I’m using Intelligent Classifier and Form Extractor for document extraction. Without having to publish my project every time I train the classifier and form extractor, how can I store my training data in cloud so that I can test the classification and extraction in a development environment? Moreover, where does the training dataset for Form Extractor was stored?

Hi @azeem_rosli ,

I believe for the Classification part, we do have the Keyword.Json/IntelligentKeyword.Json file created during the Implementation/Configuration of Classifiers.

To be able to use this in a different environment once deployed, you might need to add a Step in the Process to Upload this file into a Storage Bucket in Orchestrator. In this way, Every time the Project/Classifier is being used, an updated version of the file will also exist in the Orchestrator, which you should be able to use in your Other Environment by downloading it.

For the Form Extractor training, there isn’t actually a training happening on it when different documents are being fed. It is simply performing the Extraction based on the earlier rules defined. Also, there aren’t Training files defined or being used for it.

Hi @supermanPunch, thanks for the reply :slight_smile:

Have you ever use Action Center for training DU? I just wonder, does Document Validation able to train the classifier too? If yes, I would like to know if there’s any limitation on that method.

However, this solution is great.
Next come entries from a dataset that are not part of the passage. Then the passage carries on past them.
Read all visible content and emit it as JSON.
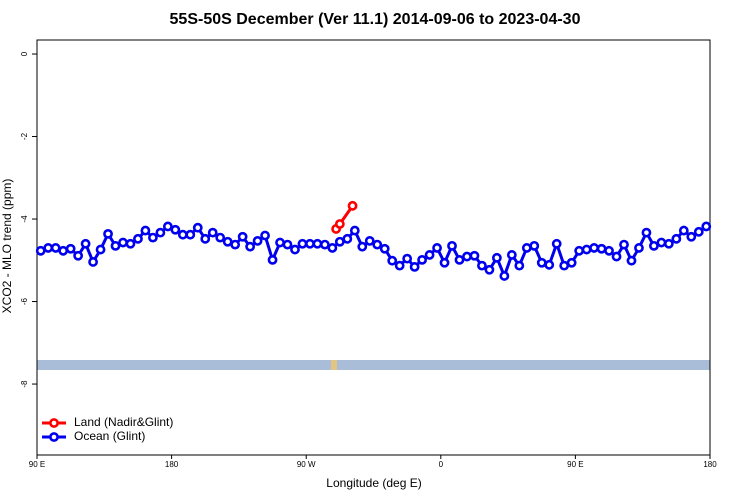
{
  "chart_data": {
    "type": "line",
    "title": "55S-50S December (Ver 11.1)   2014-09-06 to 2023-04-30",
    "xlabel": "Longitude (deg E)",
    "ylabel": "XCO2 - MLO trend (ppm)",
    "xlim": [
      90,
      540
    ],
    "ylim": [
      -9.72,
      0.34
    ],
    "xticks": [
      {
        "value": 90,
        "label": "90 E"
      },
      180,
      {
        "value": 270,
        "label": "90 W"
      },
      {
        "value": 360,
        "label": "0"
      },
      {
        "value": 450,
        "label": "90 E"
      },
      {
        "value": 540,
        "label": "180"
      }
    ],
    "yticks": [
      0,
      -2,
      -4,
      -6,
      -8
    ],
    "legend": "bottom-left",
    "series": [
      {
        "name": "Land (Nadir&Glint)",
        "color": "#ff0000",
        "x": [
          290,
          292.5,
          301
        ],
        "values": [
          -4.24,
          -4.12,
          -3.68
        ]
      },
      {
        "name": "Ocean (Glint)",
        "color": "#0000ee",
        "x": [
          92.5,
          97.5,
          102.5,
          107.5,
          112.5,
          117.5,
          122.5,
          127.5,
          132.5,
          137.5,
          142.5,
          147.5,
          152.5,
          157.5,
          162.5,
          167.5,
          172.5,
          177.5,
          182.5,
          187.5,
          192.5,
          197.5,
          202.5,
          207.5,
          212.5,
          217.5,
          222.5,
          227.5,
          232.5,
          237.5,
          242.5,
          247.5,
          252.5,
          257.5,
          262.5,
          267.5,
          272.5,
          277.5,
          282.5,
          287.5,
          292.5,
          297.5,
          302.5,
          307.5,
          312.5,
          317.5,
          322.5,
          327.5,
          332.5,
          337.5,
          342.5,
          347.5,
          352.5,
          357.5,
          362.5,
          367.5,
          372.5,
          377.5,
          382.5,
          387.5,
          392.5,
          397.5,
          402.5,
          407.5,
          412.5,
          417.5,
          422.5,
          427.5,
          432.5,
          437.5,
          442.5,
          447.5,
          452.5,
          457.5,
          462.5,
          467.5,
          472.5,
          477.5,
          482.5,
          487.5,
          492.5,
          497.5,
          502.5,
          507.5,
          512.5,
          517.5,
          522.5,
          527.5,
          532.5,
          537.5
        ],
        "values": [
          -4.77,
          -4.7,
          -4.7,
          -4.77,
          -4.72,
          -4.89,
          -4.6,
          -5.04,
          -4.74,
          -4.36,
          -4.65,
          -4.57,
          -4.6,
          -4.48,
          -4.28,
          -4.45,
          -4.33,
          -4.18,
          -4.26,
          -4.38,
          -4.38,
          -4.21,
          -4.48,
          -4.33,
          -4.45,
          -4.55,
          -4.62,
          -4.43,
          -4.67,
          -4.53,
          -4.4,
          -4.99,
          -4.57,
          -4.62,
          -4.74,
          -4.6,
          -4.6,
          -4.6,
          -4.62,
          -4.7,
          -4.55,
          -4.48,
          -4.28,
          -4.67,
          -4.53,
          -4.62,
          -4.72,
          -5.01,
          -5.13,
          -4.96,
          -5.16,
          -4.99,
          -4.87,
          -4.7,
          -5.06,
          -4.65,
          -4.99,
          -4.91,
          -4.89,
          -5.13,
          -5.23,
          -4.94,
          -5.38,
          -4.87,
          -5.13,
          -4.7,
          -4.65,
          -5.06,
          -5.11,
          -4.6,
          -5.13,
          -5.06,
          -4.77,
          -4.74,
          -4.7,
          -4.72,
          -4.77,
          -4.91,
          -4.62,
          -5.01,
          -4.7,
          -4.33,
          -4.65,
          -4.57,
          -4.6,
          -4.48,
          -4.28,
          -4.43,
          -4.31,
          -4.18
        ]
      }
    ]
  }
}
I would like to try it, if I could not train my classifier using Action Center.

Yeah, you’re right about this. I should replace it with ML Extractor.


@azeem_rosli , Yes. We did use for couple of cases the Validation/Classification Station for Manual Classification or Extraction from the user. By using the Action Center also, we are able to train the Classifiers. But the trained info is present only on the Training.json file (if Classifier Trainer Scope is used).

I believe you would need to use the Suggested method for now for using the Latest Training files for Testing in Dev Environment. Although this could be a Feedback to the UiPath DU Team for maybe considering an easier way around this situation if possible.